I didn’t read my first science fiction book until I was halfway through a Master’s degree in English literature. I know, I know: shame on me. I had dabbled a bit in fantasy in high school, although to be honest I only read the first few books in Robert Jordan’s Wheel of Time series because my crush recommended them. But science fiction was a total mystery until I was 24 and my Master’s thesis supervisor recommended Samuel Delany’s avant-garde, gender-bending 1976 novel Trouble on Triton. I have to say, Samuel Delany is without a doubt a genius, and I wasn’t far into Trouble on Triton when I started thinking that either he was too smart for me, or I just didn’t like science fiction.

As it turns out, it was neither. But I wasn’t used to reading sci fi, and there was something about it that I still wasn’t getting. Then, I realized that I actually already had the skills to read science fiction, but I just didn’t know it yet. And those skills came from the unlikeliest of places: all of those hours reading required so-called classic literature for English class and that historical fiction inspired by the periods of English literature that I loved.

I know what you’re thinking—what on earth does sci fi have in common with classic literature or historical fiction? What does a book like Pride and Prejudice or Tipping the Velvet have to do with Octavia Butler or Y: The Last Man? I mean, besides the fact that all of them are awesome. Well here’s the thing: you can totally use the same techniques to read these books, despite how different they are.

When you read something set in the contemporary world—the world as you know it in the present and the recent past—you don’t have to do any work to figure out how the universe of the novel works. You already know all the rules. Like, for example, you know that if someone breaks up with the main character via text message that someone is clearly a douchebag. What science fiction, historical fiction, and classic lit all have in common is that you don’t know what the rules are. You’re like an alien who might think dumping someone via text is a totally legitimate, non-cowardly way to end a relationship.

Whether you’re conscious of it or not, when you’re reading books written in or set in the distant or not-quite-so-distant past, you’re constantly picking up evidence about how the world of the book works so that what the characters are doing makes sense. Charlotte Brontë doesn’t tell you that being a governess is one of the only respectable jobs available to a woman like Jane Eyre or that it was pretty impossible to get divorced in England in the 1840s, but you figure that out while reading because you’re a smart person, right? That kind of detective work is exactly what you have to do in science fiction when the author introduces you to a new universe.

In fact, it’s easier to figure out the parameters of the world in a science fiction book because any decent SF author has riddled the book with clues to help you orient yourself to the norms of the universe they’ve created.
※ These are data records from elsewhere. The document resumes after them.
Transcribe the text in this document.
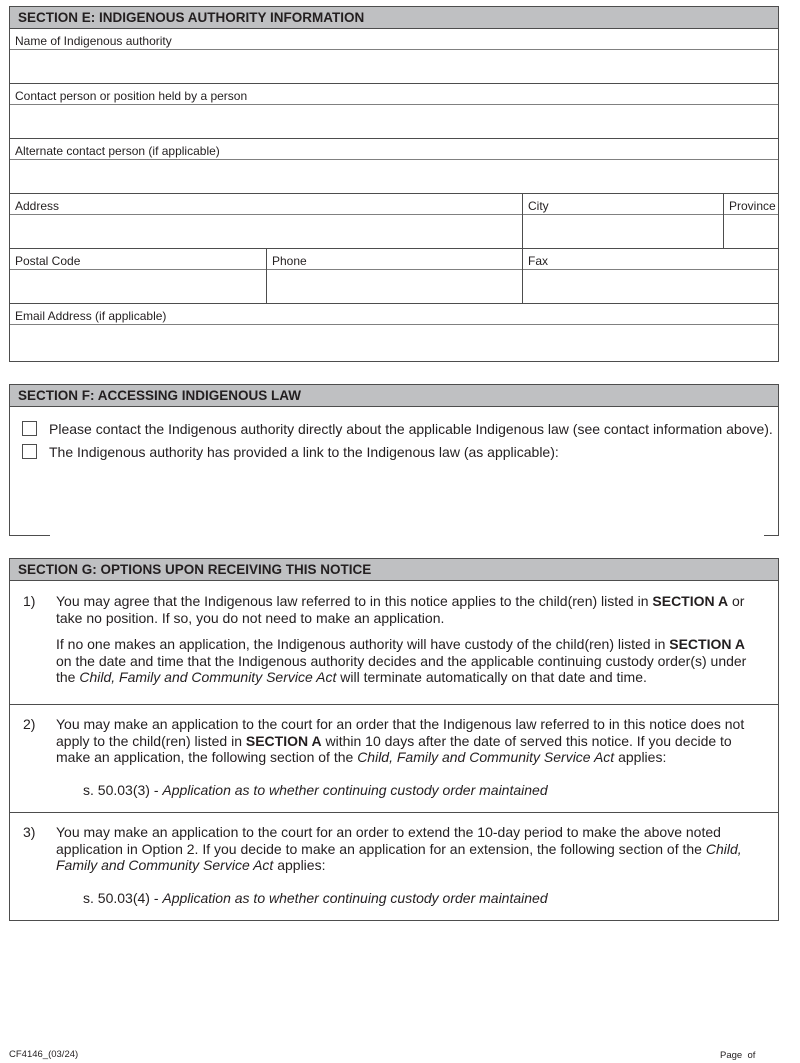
SECTION E: INDIGENOUS AUTHORITY INFORMATION
Name of Indigenous authority
Contact person or position held by a person
Alternate contact person (if applicable)
Address	City	Province
Postal Code	Phone	Fax
Email Address (if applicable)
SECTION F: ACCESSING INDIGENOUS LAW
Please contact the Indigenous authority directly about the applicable Indigenous law (see contact information above).
The Indigenous authority has provided a link to the Indigenous law (as applicable):
SECTION G: OPTIONS UPON RECEIVING THIS NOTICE
1)	You may agree that the Indigenous law referred to in this notice applies to the child(ren) listed in SECTION A or take no position. If so, you do not need to make an application.

If no one makes an application, the Indigenous authority will have custody of the child(ren) listed in SECTION A on the date and time that the Indigenous authority decides and the applicable continuing custody order(s) under the Child, Family and Community Service Act will terminate automatically on that date and time.

2)	You may make an application to the court for an order that the Indigenous law referred to in this notice does not apply to the child(ren) listed in SECTION A within 10 days after the date of served this notice. If you decide to make an application, the following section of the Child, Family and Community Service Act applies:

s. 50.03(3) - Application as to whether continuing custody order maintained

3)	You may make an application to the court for an order to extend the 10-day period to make the above noted application in Option 2. If you decide to make an application for an extension, the following section of the Child, Family and Community Service Act applies:

s. 50.03(4) - Application as to whether continuing custody order maintained

CF4146_(03/24)	Page  of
That’s why in science fiction (and fantasy to a lesser extent) you often have an outsider or anthropologist character to help describe the world to someone who isn’t a part of it. Whereas Jane Austen had no idea 21st century people would be reading her books and not have a clue why the Bennett daughters couldn’t just inherit their family estate, sci fi authors know that the world of their book is new and alien to you, and they’ve written it with that in mind!

So if you’ve thought of yourself as a the kind of person who just “doesn’t like science fiction” but you love Charles Dickens or novels set in the medieval period, you might want to try thinking of science fiction as just another “period” piece set in a time you’ve never experienced yourself. But instead of travelling to the past, you’re flying into the future.